= Gin marriage law =

Laws in several American states in the 1930s

Gin marriage laws were laws passed in several American states in the 1930s that required waiting periods of several days between getting a marriage license and marrying. They were passed as part of a Prohibition-era moral panic over the idea of couples getting married while drunk.

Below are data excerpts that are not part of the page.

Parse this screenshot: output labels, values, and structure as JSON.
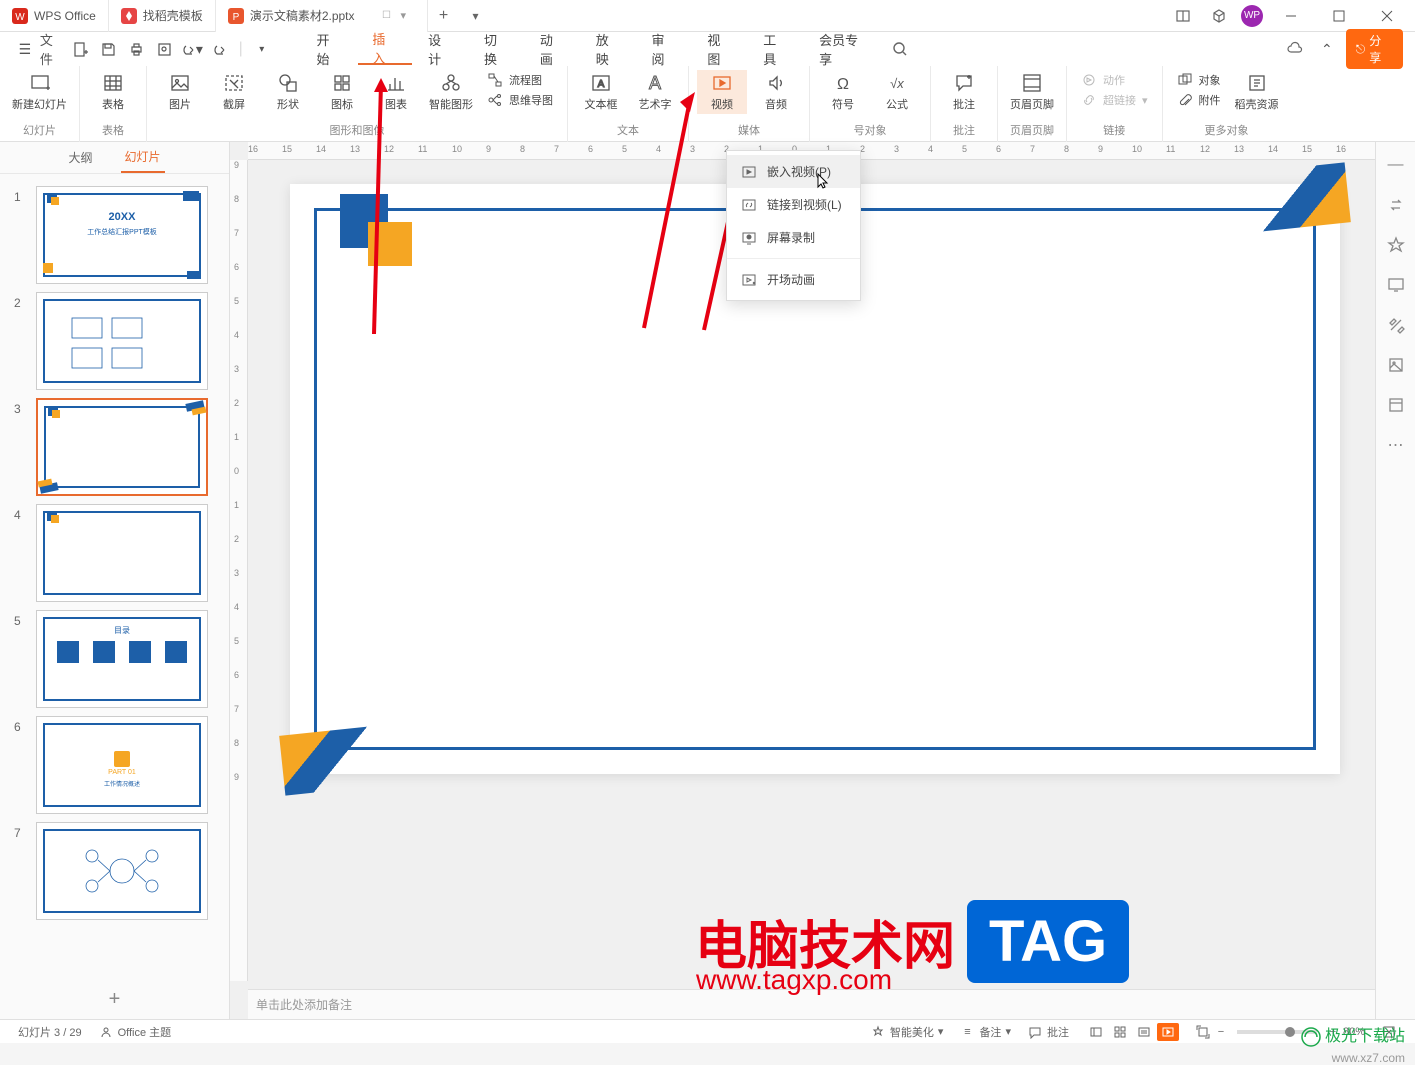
{
  "titlebar": {
    "app_name": "WPS Office",
    "tab2": "找稻壳模板",
    "tab3": "演示文稿素材2.pptx"
  },
  "qat": {
    "file": "文件"
  },
  "menu": {
    "start": "开始",
    "insert": "插入",
    "design": "设计",
    "transition": "切换",
    "animation": "动画",
    "slideshow": "放映",
    "review": "审阅",
    "view": "视图",
    "tools": "工具",
    "member": "会员专享"
  },
  "share": "分享",
  "ribbon": {
    "new_slide": "新建幻灯片",
    "grp_slide": "幻灯片",
    "table": "表格",
    "grp_table": "表格",
    "image": "图片",
    "screenshot": "截屏",
    "shapes": "形状",
    "icons": "图标",
    "chart": "图表",
    "smartart": "智能图形",
    "flowchart": "流程图",
    "mindmap": "思维导图",
    "grp_graphics": "图形和图像",
    "textbox": "文本框",
    "wordart": "艺术字",
    "grp_text": "文本",
    "video": "视频",
    "audio": "音频",
    "grp_media": "媒体",
    "symbol": "符号",
    "equation": "公式",
    "grp_symbol": "号对象",
    "comment": "批注",
    "grp_comment": "批注",
    "header_footer": "页眉页脚",
    "grp_header": "页眉页脚",
    "action": "动作",
    "hyperlink": "超链接",
    "grp_link": "链接",
    "object": "对象",
    "attachment": "附件",
    "docer": "稻壳资源",
    "grp_more": "更多对象"
  },
  "dropdown": {
    "embed_video": "嵌入视频(P)",
    "link_video": "链接到视频(L)",
    "screen_record": "屏幕录制",
    "opening_animation": "开场动画"
  },
  "outline": {
    "outline_tab": "大纲",
    "slides_tab": "幻灯片",
    "slide1_title": "20XX",
    "slide1_subtitle": "工作总结汇报PPT模板"
  },
  "ruler_h": [
    "16",
    "15",
    "14",
    "13",
    "12",
    "11",
    "10",
    "9",
    "8",
    "7",
    "6",
    "5",
    "4",
    "3",
    "2",
    "1",
    "0",
    "1",
    "2",
    "3",
    "4",
    "5",
    "6",
    "7",
    "8",
    "9",
    "10",
    "11",
    "12",
    "13",
    "14",
    "15",
    "16"
  ],
  "ruler_v": [
    "9",
    "8",
    "7",
    "6",
    "5",
    "4",
    "3",
    "2",
    "1",
    "0",
    "1",
    "2",
    "3",
    "4",
    "5",
    "6",
    "7",
    "8",
    "9"
  ],
  "notes_placeholder": "单击此处添加备注",
  "statusbar": {
    "slide_pos": "幻灯片 3 / 29",
    "theme": "Office 主题",
    "beautify": "智能美化",
    "notes": "备注",
    "comments": "批注",
    "zoom_pct": "80%"
  },
  "watermark": {
    "text1": "电脑技术网",
    "url": "www.tagxp.com",
    "tag": "TAG",
    "jiguang": "极光下载站",
    "xz7": "www.xz7.com"
  }
}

In 1927, The Pittsburgh Press said, "It was believed that a three-day cooling off would temper the ardor of unruly impetuous maids and swains."

== States ==

=== California===
California passed a gin marriage law in 1928 sponsored by George W. Rochester. It was criticized for decreasing the number of weddings. In the first nine months after the law there were 5786 fewer marriages that the same time the previous year. The Human Betterment Foundation praised the law noting that in 1932 in Los Angeles 569 licenses went unclaimed after the end of the waiting period most of which the HBF said were probably "freak marriages, fraudulent marriages, drunken marriages, runaway marriages and others whose abandonment was a gain to all concerned. There was an attempted repeal in 1935, and again in 1939.

===Idaho===
Idaho passed a gin marriage law that went into effect May 5, 1931. This caused many to travel to Washington to get married. It was repealed in 1933 due to exodus of marriages to other states it was causing.

=== New York ===
The New York state law requiring a three-day waiting period was passed in 1936 championed by Jane Hedges Todd.

===Oregon===
Oregon passed a gin marriage law in 1933, it required a four-day wait.

=== Washington===
There was a push for a gin marriage law in Washington in 1939 heavily backed by the Washington State Federation of Women's Clubs. Vice president of the WSFWC Mrs. A. B. Swenssen said "we women feel many divorces are the result of hasty marriages, many of them made while young people are under the influence of liquour".

=== Wyoming ===
Wyoming passed its gin marriage law in 1931. It required a five-day wait. Number of weddings subsequently decreased.